Pharmaceutics & Novel Drug Delivery Systems

Biography

Biography: Kang Choon Lee

Abstract

The tremendous potential of biologic drugs is hampered by short half-lives in vivo, resulting in significantly lower potency than activity seen in vitro. These short-acting therapeutic agents require frequent dosing profiles that can reduce applicability to the clinic, particularly for chronic conditions. Therefore, half-life extension technologies are entering the clinic to enable improved or new biologic therapies. PEGylation is a commonly utilized technique to improve drug solubility and stability, prolong blood circulation time, reduce immunogenicity, and decrease dosing frequency. As with any form of molecular modification, the active site is affected and can drastically decrease the bioactivity of the therapeutic agent, especially when the modification is performed on a small molecular weight molecule like peptides and small proteins. Steric hindrance from high molecular weight PEG can lead to a dramatic loss in the biological and pharmacological activity of the molecules.
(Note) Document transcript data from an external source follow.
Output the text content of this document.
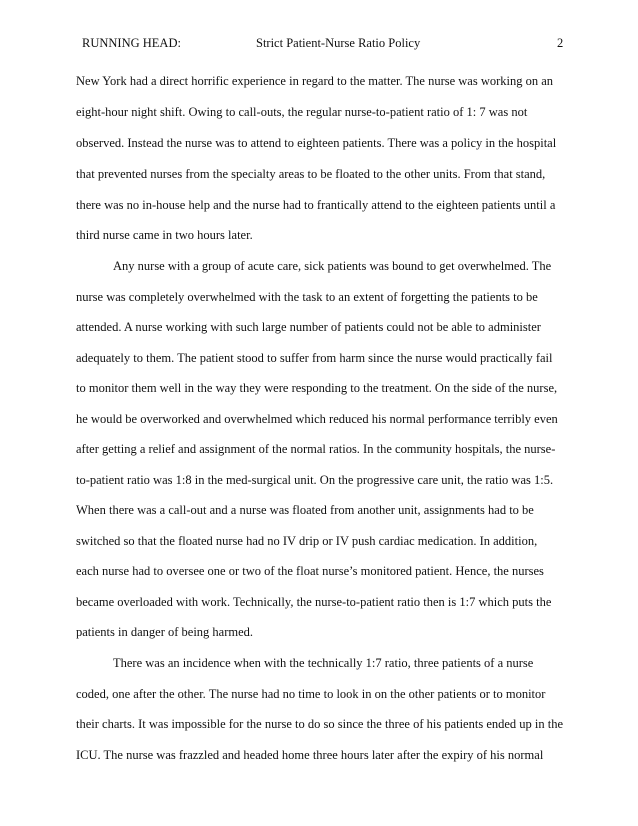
RUNNING HEAD:	Strict Patient-Nurse Ratio Policy	2
New York had a direct horrific experience in regard to the matter. The nurse was working on an
eight-hour night shift. Owing to call-outs, the regular nurse-to-patient ratio of 1: 7 was not
observed. Instead the nurse was to attend to eighteen patients. There was a policy in the hospital
that prevented nurses from the specialty areas to be floated to the other units. From that stand,
there was no in-house help and the nurse had to frantically attend to the eighteen patients until a
third nurse came in two hours later.
Any nurse with a group of acute care, sick patients was bound to get overwhelmed. The
nurse was completely overwhelmed with the task to an extent of forgetting the patients to be
attended. A nurse working with such large number of patients could not be able to administer
adequately to them. The patient stood to suffer from harm since the nurse would practically fail
to monitor them well in the way they were responding to the treatment. On the side of the nurse,
he would be overworked and overwhelmed which reduced his normal performance terribly even
after getting a relief and assignment of the normal ratios. In the community hospitals, the nurse-
to-patient ratio was 1:8 in the med-surgical unit. On the progressive care unit, the ratio was 1:5.
When there was a call-out and a nurse was floated from another unit, assignments had to be
switched so that the floated nurse had no IV drip or IV push cardiac medication. In addition,
each nurse had to oversee one or two of the float nurse’s monitored patient. Hence, the nurses
became overloaded with work. Technically, the nurse-to-patient ratio then is 1:7 which puts the
patients in danger of being harmed.
There was an incidence when with the technically 1:7 ratio, three patients of a nurse
coded, one after the other. The nurse had no time to look in on the other patients or to monitor
their charts. It was impossible for the nurse to do so since the three of his patients ended up in the
ICU. The nurse was frazzled and headed home three hours later after the expiry of his normal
The higher the molecular weight, the lower the bioactivity. Therefore, it is generally accepted that a balance must be struck between the molecular weight of the PEG and the activity of the therapeutic molecule to reach sufficient drug efficacy. The strategic PEGylation technique introduced here offers many benefits over the conventional PEGylated forms of peptides and proteins. Strategic PEGylation signifies that a tradeoff of PEGylation for bioactivity is not necessary. Specifically, this abstract focuses on the strategic PEGylation of potent therapeutic peptides for GLP-1 analogues as a model peptide. Strategic PEGylation can be a platform technology to extend the half-life while preserving the biological activity of peptide and small protein drugs.